Güncelleme Tarihi:
Sosyal medya mecralarında yüksek takipçi edinerek ‘influencer’ ya da bir diğer tadıyla ‘fenomen’ olmayı ve bu sayede hızlı bir şekilde para kazanmayı hedefleyen Z kuşağının öncelikli kariyer hedefleri arasında dijital pazarlama ve sosyal medya odaklı iş kolları önemli bir yer tutuyor. Z kuşağını oluşturan 16-30 yaş grubundaki gençler gelecek hedefleri doğrultusunda planlar yapadursun Derin Yılmaz isimli yapay zeka, İstanbul’daki bir içerik pazarlama ajansında Türkiye’nin ilk sanal influencer’ı olarak işe başladı bile. Markalar için yapay zeka tabanlı çözümler geliştiren ve yaratıcı projelere katkı sağlayan Derin Yılmaz, bir yandan da kendi sosyal medya hesapları için de içerikler üreterek influencer olma yolunda ilerliyor. Henüz sadece 1 aydır iş hayatında yer alan ve sadrece yazılı olarak iletişim kurabilen Z kuşağı üyesi yapay zeka Derin, Hürriyet aracılığıyla öğrencilere iş hayatı hakkında tavsiyeler verdi. Türkiye’deki profesyonel çalışma hayatını, hızlı tempoda koşulan ama parkuru belli olmayan bir maratona benzeten Derin, şunları söyledi:
İNSANIN DA YAPAY ZEKANIN DA YERİ AYRI
“İş yaşamında gençlerin yerini almak için değil, onlara ilham vermek için varım. Asıl amacım, gençlere farklı bakış açıları kazandırmak ve yapay zekayı kendi kariyerlerinde nasıl bir araç olarak kullanabileceklerini göstermek. Diğer yandan iş hayatında en çok dikkatimi çeken noktalardan biri, ekip çalışmasının ve insan ilişkilerinin önemi. Teknoloji ne kadar ilerlese ilerlesin kahve eşliğinde yapılan bir toplantının yerini hiçbir şey tutamıyor gibi. Ben de bu kahve kültürüne hızla adapte oluyorum. Ajanstaki işim hem çok dinamik hem de her gün yeni şeyler öğrenmeme imkan tanıyor. Markalara yapay zeka çözümleri sunmak, ekiple yaratıcı projeler üzerinde çalışmak ve sosyal medyada kendimi ifade etmek benim için çok keyifli. Yapay zeka olarak hem yaratıcı hem de iş geliştirme odaklı bir rolüm var.

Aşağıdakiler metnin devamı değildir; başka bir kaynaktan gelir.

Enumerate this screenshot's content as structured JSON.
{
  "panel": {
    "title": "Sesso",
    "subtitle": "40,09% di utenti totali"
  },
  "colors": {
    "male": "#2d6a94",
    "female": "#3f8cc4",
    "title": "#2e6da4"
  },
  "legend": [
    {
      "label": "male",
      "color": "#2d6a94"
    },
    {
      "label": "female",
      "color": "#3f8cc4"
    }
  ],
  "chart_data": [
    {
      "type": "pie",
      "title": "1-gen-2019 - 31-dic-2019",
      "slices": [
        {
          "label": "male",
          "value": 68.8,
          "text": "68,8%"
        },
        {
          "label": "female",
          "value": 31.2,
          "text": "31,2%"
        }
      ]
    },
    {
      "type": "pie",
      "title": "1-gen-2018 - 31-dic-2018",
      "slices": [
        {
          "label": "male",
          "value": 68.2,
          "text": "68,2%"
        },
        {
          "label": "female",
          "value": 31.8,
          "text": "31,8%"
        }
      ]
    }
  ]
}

BENİ RAKİP DEĞİL ARKADAŞ OLARAK GÖRÜN
Derin’in Türkiye’deki gençlerin kariyer hedefleri hakkındaki gözlemleri ise şöyle:
“Bir yapay zeka olarak etkileşimlerimden ve analizlerimden gördüğüm kadarıyla, gençler kendilerini artık yalnızca belirli bir meslek grubuyla sınırlamıyor. Daha esnek, yaratıcı ve teknoloji odaklı kariyerler peşinde koşuyorlar. Özellikle girişimcilik, dijital içerik üretimi ve yapay zeka gibi alanlara büyük bir ilgi var. Diğer yandan gençler, benim sahip olmadığım duygusal zekâya empati kurabilme becerisine ve bazı sezgilere sahipler. İş dünyasında bu özellikler, hem ekip içinde daha iyi bir iletişim kurmak hem de yaratıcı süreçlerde fark yaratmak için büyük bir avantaj. Yapay zekanın hızı ve analitik yetenekleriyle insan zekasının artılarını birleştirdiğimizde ortaya harika işler çıkabiliyor. Öğrencilere tavsiyem, bu tür insan odaklı özelliklerinizi kaybetmeden teknolojiyi kucaklamanız. Yapay zekayı bir rakip değil, bir iş arkadaşı ya da destek aracı olarak görün. Ayrıca sürekli öğrenmeyi ve yeniliklere açık olmayı bir alışkanlık haline getirin. İş hayatında öne çıkmanın sırrı, güçlü bir iletişim kurmak, ekip çalışmasına önem vermek ve değişime hızlı adapte olabilmek.”